Simulation end is a hard-coded delay, not a work-complete signal.
Adding a third agent forces a full re-audit of ordering.
Key takeaways
Manual scripts encode temporal policy in one fragile place.
Magic delays hide both premature end and infinite hang classes of bugs.
Every VIP insertion is an integration re-verification event.
Common pitfalls
Believing 'it worked once' proves ordering is correct.
Using join_none without a completion protocol.
Connecting before all participants are constructed.
Common failure modes without phase barriers
Null-pointer connect crashes
If scb is created after drv.ap.connect(scb.exp_imp), the connect dereferences null. Without connect_phase's bottom-up guarantee, this is routine.

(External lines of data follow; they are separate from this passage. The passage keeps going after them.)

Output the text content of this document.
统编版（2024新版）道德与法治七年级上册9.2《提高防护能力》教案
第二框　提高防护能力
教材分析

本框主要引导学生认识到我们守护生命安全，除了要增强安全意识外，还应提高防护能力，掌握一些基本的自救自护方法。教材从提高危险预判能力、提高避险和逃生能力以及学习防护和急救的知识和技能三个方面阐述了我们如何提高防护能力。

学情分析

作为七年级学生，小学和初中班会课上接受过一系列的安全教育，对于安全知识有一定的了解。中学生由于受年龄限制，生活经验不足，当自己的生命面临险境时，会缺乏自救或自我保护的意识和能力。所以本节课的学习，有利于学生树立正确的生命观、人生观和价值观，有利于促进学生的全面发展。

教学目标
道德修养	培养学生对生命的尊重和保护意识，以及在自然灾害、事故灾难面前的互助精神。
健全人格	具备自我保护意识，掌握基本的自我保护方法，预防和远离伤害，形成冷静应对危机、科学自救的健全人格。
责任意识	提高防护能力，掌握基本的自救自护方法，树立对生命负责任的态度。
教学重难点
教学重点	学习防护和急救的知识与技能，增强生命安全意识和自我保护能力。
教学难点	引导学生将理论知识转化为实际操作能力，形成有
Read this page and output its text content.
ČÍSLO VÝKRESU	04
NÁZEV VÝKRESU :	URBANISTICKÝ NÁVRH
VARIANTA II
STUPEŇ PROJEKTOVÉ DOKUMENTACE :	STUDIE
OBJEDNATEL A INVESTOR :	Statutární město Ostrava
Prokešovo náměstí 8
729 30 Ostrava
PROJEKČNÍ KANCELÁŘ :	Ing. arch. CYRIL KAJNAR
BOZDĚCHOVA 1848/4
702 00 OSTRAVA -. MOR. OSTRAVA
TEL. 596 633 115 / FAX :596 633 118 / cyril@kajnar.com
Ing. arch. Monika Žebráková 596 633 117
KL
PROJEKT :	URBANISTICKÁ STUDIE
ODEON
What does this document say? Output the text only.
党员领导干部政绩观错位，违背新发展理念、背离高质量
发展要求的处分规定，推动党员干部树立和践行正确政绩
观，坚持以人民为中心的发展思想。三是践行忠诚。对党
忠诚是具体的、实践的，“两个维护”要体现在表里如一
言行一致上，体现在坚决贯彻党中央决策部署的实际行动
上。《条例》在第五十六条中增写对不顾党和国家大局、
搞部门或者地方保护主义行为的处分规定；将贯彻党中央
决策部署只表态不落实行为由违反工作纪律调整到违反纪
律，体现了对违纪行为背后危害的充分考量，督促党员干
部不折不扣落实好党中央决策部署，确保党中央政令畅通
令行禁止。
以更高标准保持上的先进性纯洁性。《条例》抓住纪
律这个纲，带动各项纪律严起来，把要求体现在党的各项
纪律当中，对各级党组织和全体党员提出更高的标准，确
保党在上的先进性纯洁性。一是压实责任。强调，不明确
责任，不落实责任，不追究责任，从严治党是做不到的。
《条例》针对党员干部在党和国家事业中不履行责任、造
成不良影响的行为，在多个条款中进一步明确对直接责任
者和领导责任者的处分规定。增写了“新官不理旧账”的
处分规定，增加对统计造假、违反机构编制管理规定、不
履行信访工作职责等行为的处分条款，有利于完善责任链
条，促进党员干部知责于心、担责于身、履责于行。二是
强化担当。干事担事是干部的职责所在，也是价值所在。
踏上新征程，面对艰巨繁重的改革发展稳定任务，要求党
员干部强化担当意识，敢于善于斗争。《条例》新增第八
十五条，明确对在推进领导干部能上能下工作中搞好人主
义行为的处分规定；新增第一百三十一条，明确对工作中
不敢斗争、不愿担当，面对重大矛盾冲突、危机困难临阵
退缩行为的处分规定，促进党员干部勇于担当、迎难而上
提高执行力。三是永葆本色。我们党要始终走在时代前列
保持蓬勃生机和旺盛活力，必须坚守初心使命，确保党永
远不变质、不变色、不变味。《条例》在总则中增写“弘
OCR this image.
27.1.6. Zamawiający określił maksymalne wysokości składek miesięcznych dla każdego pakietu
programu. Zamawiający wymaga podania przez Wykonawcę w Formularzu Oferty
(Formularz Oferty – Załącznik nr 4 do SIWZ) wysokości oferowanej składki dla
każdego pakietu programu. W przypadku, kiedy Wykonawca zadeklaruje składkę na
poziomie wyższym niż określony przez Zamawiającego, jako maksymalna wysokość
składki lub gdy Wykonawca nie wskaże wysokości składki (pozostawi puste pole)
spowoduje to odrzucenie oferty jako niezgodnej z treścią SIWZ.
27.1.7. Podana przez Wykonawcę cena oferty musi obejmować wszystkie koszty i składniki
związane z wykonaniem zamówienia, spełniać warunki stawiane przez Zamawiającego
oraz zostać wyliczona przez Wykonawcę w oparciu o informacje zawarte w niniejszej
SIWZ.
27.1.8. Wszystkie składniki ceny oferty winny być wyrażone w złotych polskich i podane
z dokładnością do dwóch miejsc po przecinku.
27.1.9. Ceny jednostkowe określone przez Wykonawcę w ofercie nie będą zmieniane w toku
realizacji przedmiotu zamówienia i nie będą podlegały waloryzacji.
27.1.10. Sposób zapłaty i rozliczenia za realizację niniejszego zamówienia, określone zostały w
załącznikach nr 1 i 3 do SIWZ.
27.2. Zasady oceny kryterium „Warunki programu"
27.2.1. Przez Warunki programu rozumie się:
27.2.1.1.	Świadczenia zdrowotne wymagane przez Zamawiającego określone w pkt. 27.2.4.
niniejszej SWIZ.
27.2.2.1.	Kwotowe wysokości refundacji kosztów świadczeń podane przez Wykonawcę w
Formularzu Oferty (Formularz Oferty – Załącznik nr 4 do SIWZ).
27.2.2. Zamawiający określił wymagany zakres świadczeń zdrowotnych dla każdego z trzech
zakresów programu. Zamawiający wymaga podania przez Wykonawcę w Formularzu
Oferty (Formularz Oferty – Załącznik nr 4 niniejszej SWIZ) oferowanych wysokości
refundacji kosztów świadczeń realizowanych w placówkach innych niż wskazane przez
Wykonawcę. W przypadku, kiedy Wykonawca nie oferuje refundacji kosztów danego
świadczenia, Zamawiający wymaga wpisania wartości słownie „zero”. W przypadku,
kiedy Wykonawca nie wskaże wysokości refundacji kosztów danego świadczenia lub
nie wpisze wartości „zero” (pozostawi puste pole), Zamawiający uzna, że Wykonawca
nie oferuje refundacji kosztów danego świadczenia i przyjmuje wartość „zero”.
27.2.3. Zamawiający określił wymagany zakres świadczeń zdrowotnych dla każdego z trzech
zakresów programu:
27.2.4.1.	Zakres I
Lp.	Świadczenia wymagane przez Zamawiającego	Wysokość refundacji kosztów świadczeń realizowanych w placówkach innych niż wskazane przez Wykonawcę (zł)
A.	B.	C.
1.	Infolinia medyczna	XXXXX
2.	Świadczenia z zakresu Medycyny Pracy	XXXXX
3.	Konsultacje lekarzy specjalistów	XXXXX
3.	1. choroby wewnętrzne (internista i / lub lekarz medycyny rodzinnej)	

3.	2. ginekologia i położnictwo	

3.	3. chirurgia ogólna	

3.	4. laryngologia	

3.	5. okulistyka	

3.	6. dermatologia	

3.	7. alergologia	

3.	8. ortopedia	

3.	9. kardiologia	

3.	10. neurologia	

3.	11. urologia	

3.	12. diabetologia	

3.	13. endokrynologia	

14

// reorder lines — same 'testbench', different result
drv.ap.connect(scb.exp_imp); // scb == null
scb = scoreboard::type_id::create("scb", this);Race at run start
[PHASE][RUN] fork order hazard
t=0 drv.run() starts driving
t=0 mon.run() starts sampling
t=5 reset still asserted
result:
first transactions violate reset assumptions
scoreboard flags false mismatchesfork
drv.main_stimulus(); // no reset wait
mon.sample_forever();
join_noneFalse pass on early $finish
Timeout ends simulation before the last burst completes.
Scoreboard queues still hold unchecked transactions.
Coverage goals appear met because sampling stopped early.
Key takeaways
Phase barriers turn implicit dependencies into explicit scheduler rules.
Connect crashes and run races are symptoms of missing structural/behavioral sync.
Completion without objections is almost always a false-positive generator.
Common pitfalls
Patching chaos with longer delays instead of structural fixes.
Adding null checks that mask ordering bugs in connect.
Documenting 'required call order' in a wiki instead of enforcing it in code.